Sunday, January 12, 2014

Mary Ann M'Clintock (1795-1884)


Mary Ann Wilson (1800-1884) was born to Quaker parents. She married Thomas M’Clintock, a druggist and fellow Quaker, in 1820, and they lived in Philadelphia for 17 years. During that time Mary Ann gave birth to four daughters and a son.

She was recognized by her fellow Quakers as a minister and leader. By 1833 M’Clintock was a social activist when she, along with Lucretia Mott and others, became founding members of the Philadelphia Female Anti-Slavery Society.

In 1836 the family moved to Waterloo, NY, where they would join a network of Quaker abolitionists that included Richard and Jane Hunt and George and Margaret Pryor (Mary Ann’s half-sister). They lived in a house owned and built by Richard Hunt at 14 East Williams Street, and ran a drugstore and school in one of Hunt’s commercial buildings behind their house on Main Street in Waterloo.

In 1842, at an annual convention of the American Anti-Slavery Society held in Rochester, NY, Thomas and Mary Ann became founding members of the Western New York Anti-Slavery Society and helped write its constitution. They were joined by Frederick Douglass, Richard Hunt and Jane Hunt, Isaac and Amy Post, George and Margaret Pryor.

Mary Ann became an organizer of the First Woman’s Rights Convention when she joined a group of friends on 9 Jul 1848, in the front parlor of the Hunt residence. She hosted a second planning meeting at her own home on July 16, where she, Elizabeth Cady Stanton and possibly several others drafted the Declaration of Sentiments that was read, discussed and ratified in the Wesleyan Chapel.

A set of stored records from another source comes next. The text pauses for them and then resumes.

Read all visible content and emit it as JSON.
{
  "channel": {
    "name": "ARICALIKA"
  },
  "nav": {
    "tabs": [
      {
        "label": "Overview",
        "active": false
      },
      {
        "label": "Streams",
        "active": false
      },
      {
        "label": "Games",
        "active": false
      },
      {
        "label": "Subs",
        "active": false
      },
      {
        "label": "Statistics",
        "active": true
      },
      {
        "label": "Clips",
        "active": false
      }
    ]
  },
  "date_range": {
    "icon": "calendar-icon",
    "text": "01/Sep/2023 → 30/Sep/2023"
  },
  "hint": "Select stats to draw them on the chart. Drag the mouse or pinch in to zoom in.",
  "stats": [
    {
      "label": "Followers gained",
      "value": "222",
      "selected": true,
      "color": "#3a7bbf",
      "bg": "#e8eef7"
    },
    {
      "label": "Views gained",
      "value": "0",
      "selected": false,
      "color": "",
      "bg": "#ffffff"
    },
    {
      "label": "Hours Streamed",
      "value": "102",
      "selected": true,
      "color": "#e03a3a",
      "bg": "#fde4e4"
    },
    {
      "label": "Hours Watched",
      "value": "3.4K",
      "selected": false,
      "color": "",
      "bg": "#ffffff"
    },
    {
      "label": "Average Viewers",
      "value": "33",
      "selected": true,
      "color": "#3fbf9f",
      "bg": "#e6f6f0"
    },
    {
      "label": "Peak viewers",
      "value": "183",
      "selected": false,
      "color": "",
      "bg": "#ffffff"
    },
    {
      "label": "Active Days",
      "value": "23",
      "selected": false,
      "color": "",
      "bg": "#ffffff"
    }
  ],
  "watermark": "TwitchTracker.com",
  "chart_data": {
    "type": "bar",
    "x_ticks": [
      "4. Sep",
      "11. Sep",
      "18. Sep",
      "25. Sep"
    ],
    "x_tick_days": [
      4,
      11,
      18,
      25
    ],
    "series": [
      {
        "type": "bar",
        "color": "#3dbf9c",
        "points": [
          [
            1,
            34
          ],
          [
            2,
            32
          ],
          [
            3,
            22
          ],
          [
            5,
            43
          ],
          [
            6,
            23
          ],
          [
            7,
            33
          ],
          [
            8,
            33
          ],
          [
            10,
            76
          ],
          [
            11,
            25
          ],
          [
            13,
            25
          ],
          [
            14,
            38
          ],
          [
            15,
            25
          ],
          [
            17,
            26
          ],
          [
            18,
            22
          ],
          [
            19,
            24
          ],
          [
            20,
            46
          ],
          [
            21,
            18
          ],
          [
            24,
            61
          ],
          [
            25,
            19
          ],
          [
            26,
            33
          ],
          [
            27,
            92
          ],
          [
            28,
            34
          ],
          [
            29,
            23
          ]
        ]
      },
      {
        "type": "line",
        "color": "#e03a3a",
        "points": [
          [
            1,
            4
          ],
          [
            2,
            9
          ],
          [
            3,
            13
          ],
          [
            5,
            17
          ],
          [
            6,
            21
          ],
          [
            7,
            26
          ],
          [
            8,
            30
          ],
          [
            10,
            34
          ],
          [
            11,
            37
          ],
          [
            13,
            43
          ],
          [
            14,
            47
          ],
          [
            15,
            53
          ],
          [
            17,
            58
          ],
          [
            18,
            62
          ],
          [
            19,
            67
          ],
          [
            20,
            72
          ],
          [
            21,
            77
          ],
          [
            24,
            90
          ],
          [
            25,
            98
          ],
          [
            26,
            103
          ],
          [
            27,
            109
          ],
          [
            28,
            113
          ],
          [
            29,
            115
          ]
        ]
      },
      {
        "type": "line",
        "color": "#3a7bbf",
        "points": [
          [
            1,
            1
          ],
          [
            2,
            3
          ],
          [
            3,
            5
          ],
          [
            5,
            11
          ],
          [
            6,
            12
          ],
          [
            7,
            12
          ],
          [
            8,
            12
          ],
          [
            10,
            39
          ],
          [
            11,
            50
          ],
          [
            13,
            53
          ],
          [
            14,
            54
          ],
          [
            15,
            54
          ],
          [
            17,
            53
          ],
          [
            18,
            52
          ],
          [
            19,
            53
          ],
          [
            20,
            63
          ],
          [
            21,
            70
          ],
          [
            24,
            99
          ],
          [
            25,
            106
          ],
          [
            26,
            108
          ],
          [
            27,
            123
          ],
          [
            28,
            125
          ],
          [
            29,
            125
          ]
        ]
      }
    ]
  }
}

While living in Waterloo, Mary Ann and Thomas M’Clintock became very active in the local Hicksite Quaker community, the Junius Monthly Meeting. In October of 1848 they led several hundred members of the Hicksite community to form the new Progressive Friends or Friends of Human Progress. Thomas and Mary Ann served as clerk and associate clerk at nearly every yearly meeting while they lived in Waterloo.